Figure 3 describes the persistence of vedolizumab use over time (time to event, in months, considering vedolizumab discontinuation). The cumulative survival curve for treatment discontinuation over time demonstrated that the probable period was 53.19 ± 2.97 months (95% confidence interval [CI]: 47.38–59.01).

Figure 3.

Figure 3.

Kaplan–Meier curve with survival analysis for discontinuation of vedolizumab over time.

Baseline colonoscopy findings were available in 64 patients, and active ulcerations were described in half of the patients (50.0%). A total of 53 patients underwent a control colonoscopy after vedolizumab initiation, in a mean period of 17.60 ± 27.36 months. Mucosal healing (complete absence of mucosal ulceration) was observed in 33/53 patients (62.3%).

At baseline, 63 patients had disease activity evaluation with cross-sectional imaging methods (CT or MRI enterography) and 52/63 (82.5%) had active disease (contrast enhancement) of affected intestinal segments. Post-treatment imaging evaluation methods were performed in 46 patients, with radiological remission (absence of contrast enhancement) in 21 (45.7%).

During vedolizumab treatment, 3 patients underwent surgery (small bowel resection [n = 1]; ileocolonic resection [n = 1], and total colectomy with ileostomy [n = 1]). Figure 4 demonstrates the cumulative survival curve for abdominal surgery over time. The median time to surgery was 9.0 months ±4.9 (95% CI: 7.40–10.60).

Figure 4.

Figure 4.

Kaplan–Meier curve with time to surgery as the main event.

For safety analysis, the patient with less than 12 weeks of follow-up was considered.
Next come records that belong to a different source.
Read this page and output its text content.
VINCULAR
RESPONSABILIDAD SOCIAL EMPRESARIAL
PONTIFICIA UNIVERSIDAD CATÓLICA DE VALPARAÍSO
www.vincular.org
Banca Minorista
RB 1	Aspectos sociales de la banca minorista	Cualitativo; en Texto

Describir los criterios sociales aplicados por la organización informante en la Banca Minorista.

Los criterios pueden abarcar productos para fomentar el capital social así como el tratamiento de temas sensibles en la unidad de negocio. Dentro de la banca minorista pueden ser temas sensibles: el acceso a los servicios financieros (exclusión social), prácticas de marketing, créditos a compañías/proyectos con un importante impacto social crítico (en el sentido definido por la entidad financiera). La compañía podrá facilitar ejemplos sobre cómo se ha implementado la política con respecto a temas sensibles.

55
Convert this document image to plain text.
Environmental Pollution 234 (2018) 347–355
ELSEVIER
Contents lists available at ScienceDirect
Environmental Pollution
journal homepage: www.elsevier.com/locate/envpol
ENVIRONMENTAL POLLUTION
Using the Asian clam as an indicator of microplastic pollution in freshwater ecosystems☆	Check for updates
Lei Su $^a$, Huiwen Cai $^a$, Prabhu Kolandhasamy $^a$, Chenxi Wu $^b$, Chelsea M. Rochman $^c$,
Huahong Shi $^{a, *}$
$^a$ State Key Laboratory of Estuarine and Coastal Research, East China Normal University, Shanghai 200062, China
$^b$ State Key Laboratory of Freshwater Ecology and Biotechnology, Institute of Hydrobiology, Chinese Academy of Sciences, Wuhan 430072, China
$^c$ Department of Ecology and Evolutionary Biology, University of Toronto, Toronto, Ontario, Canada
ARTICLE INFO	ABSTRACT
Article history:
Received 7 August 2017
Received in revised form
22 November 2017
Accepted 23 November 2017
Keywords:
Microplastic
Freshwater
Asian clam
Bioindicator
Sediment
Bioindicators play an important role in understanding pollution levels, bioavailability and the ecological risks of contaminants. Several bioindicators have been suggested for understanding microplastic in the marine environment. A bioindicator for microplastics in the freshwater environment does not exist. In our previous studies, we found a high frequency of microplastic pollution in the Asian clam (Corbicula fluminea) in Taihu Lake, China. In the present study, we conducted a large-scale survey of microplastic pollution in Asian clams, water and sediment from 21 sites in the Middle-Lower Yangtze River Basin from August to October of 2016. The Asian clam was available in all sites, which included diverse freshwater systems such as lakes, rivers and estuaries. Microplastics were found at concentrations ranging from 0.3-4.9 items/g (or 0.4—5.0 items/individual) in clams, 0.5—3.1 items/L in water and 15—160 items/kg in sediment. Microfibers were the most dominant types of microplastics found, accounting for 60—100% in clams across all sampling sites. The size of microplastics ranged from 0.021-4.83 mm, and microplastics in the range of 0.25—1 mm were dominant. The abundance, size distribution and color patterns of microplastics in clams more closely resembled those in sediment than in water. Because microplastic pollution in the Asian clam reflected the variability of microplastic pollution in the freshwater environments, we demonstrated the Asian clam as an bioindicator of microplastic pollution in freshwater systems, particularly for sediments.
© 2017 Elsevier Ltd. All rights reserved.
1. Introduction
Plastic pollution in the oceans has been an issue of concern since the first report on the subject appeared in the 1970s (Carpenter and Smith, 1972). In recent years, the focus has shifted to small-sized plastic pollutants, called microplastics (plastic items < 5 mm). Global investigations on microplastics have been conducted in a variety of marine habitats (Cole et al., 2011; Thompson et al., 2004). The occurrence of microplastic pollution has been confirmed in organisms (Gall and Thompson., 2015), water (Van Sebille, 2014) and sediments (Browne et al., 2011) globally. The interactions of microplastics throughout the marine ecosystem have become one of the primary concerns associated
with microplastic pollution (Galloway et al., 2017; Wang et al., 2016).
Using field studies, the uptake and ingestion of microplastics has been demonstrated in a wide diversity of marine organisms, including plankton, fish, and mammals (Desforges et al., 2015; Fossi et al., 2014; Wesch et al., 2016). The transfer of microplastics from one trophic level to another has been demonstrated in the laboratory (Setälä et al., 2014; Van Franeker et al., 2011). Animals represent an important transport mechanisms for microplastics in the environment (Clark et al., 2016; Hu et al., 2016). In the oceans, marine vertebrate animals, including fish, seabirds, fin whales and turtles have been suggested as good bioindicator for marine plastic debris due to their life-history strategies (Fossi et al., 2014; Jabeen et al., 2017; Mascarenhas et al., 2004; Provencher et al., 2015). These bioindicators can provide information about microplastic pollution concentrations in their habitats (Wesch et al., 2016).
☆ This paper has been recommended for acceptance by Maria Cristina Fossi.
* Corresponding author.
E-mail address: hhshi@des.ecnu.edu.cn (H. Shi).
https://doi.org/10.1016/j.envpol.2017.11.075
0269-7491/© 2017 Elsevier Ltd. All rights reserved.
Overall, 9/67 patients (13.4%) developed noninfectious adverse events. In detail, the following adverse events were reported: Nonspecific symptoms in 6 patients (headache, fatigue, arthralgia), alopecia in 2 cases, and 1 case of an infusion reaction.

Eighteen patients (26.8%) developed an infectious adverse event during vedolizumab treatment. The most common infectious event was upper respiratory tract infection (n = 6). Clostridioides difficile infection was observed in 3 patients, a urinary tract infection occurred in 1 patient, and 2 patients had COVID-19 (1 with a mild condition and the other with hospitalization). There was 1 case of gastroenteritis, 1 of osteomyelitis, and 1 central nervous system abscess requiring surgical drainage. There were no deaths during the study period.

Discussion

This Brazilian multicentric study demonstrated the efficacy and safety profile of vedolizumab exclusively in naïve patients with mild-to-moderate CD. Clinical remission was observed in 69.7% of included patients after 6 months and 78.8% after 1 year of treatment, in the NRI analysis. Over the years, several real-life studies have demonstrated the effectiveness of vedolizumab in CD, confirming the results of pivotal studies.5–9 Most of these studies were performed in a more refractory population (moderate-to-severe CD), mainly consisting of patients with previous failure to other biologics, with a lower proportion of naïve patients. This multicentric Brazilian study demonstrated one of the first real-world evidence focused exclusively on evaluating the role of vedolizumab as the very first biological agent in mild-to-moderate CD, after failure to conventional therapy.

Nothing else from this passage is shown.